Отдуваясь, как морж, старик попыхивал самокруткой, смотрел на поплавок и блаженно подставлял под свежий ветер большую круглую голову с подстриженными ежиком седыми волосами. Фу, благодать, не то что на складе, где форменное пекло. Да и было бы чего мучиться! Самый мертвый сезон, никаких заготовок, пяти килограммов макулатуры не наберется за день. А мороки хватает. Только три этих хлопчика чего стоят! Повадились и повадились. То им провод дай, то то, то другое… Недавно опять как с ножом к горлу пристали: шланг им, видите ли, поливальный нужен. И ведь не отступились, пришлось дать.

Дядя Митя усмехнулся, вспомнив свои долгие препирательства с Лешей, Валькой и Пятитонкой по поводу вконец изношенного шланга.

Поплавок чуть дернул и замер. Рыба не клевала. Хорошее настроение старика сменилось плохим.

А тут еще подкатил на велосипеде, землемер с усиками. Дядя Митя недолюбливал его.

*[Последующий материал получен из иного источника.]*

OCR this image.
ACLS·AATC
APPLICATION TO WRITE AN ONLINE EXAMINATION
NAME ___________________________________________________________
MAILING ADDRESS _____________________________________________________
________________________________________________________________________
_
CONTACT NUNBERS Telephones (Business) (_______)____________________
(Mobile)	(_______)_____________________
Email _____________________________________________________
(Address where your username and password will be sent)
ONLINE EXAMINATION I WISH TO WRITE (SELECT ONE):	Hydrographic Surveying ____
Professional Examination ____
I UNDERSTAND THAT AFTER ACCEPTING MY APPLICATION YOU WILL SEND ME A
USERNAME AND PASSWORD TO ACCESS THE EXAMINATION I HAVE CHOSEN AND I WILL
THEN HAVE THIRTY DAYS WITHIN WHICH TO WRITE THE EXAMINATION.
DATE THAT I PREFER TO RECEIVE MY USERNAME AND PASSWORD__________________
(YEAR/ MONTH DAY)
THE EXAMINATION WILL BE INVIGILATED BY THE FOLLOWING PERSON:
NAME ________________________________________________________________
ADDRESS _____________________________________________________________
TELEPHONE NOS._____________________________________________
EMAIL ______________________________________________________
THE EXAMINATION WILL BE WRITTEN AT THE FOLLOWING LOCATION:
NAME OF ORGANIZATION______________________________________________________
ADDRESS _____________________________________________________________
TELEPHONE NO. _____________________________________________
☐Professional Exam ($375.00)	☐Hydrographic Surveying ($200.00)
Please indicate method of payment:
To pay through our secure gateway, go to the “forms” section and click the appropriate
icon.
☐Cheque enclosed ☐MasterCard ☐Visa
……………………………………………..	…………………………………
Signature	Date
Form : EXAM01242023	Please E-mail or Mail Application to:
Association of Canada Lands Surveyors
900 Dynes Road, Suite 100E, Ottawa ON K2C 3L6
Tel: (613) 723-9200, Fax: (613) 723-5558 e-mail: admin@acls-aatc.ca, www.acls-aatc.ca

Затормозив, землемер наклонил велосипед, опустил ногу на землю, поздоровался.

— Почтение Дмитрию Устиновичу! Клюет?

Старик пробурчал что-то неясное. Ему явно не хотелось разговаривать.

Это нисколько не смутило землемера. Прислонив велосипед к дереву, он сел рядом с рыболовом, утер пот с лица, достал прозрачный пластмассовый портсигар, протянул:

— Прошу: болгарские, «Шипка».

— А мне твоя «Шипка» нужна не шибко, — хам того не заметив, ответил в рифму дядя Митя. — Свои курю.

Землемер обиженно размял сигарету и чиркнул зажигалкой.

Пытаясь загладить неловкость, дядя Митя искоса посмотрел на землемера и спросил:

— Все меряешь?

Усики пришли в движение.

— А как же! Землемер — самая первая профессия на земле. Еще Адам, изгнанный из рая так называемым господом, начал свою жизнь с того, что отмерил участок земли и поселился на нем. Вон откуда идет, чувствуете?

— Ну отмерил, и что?

— А то, что порядок понимал. Земля, знаете, учета требует. Чтобы никакого хаоса…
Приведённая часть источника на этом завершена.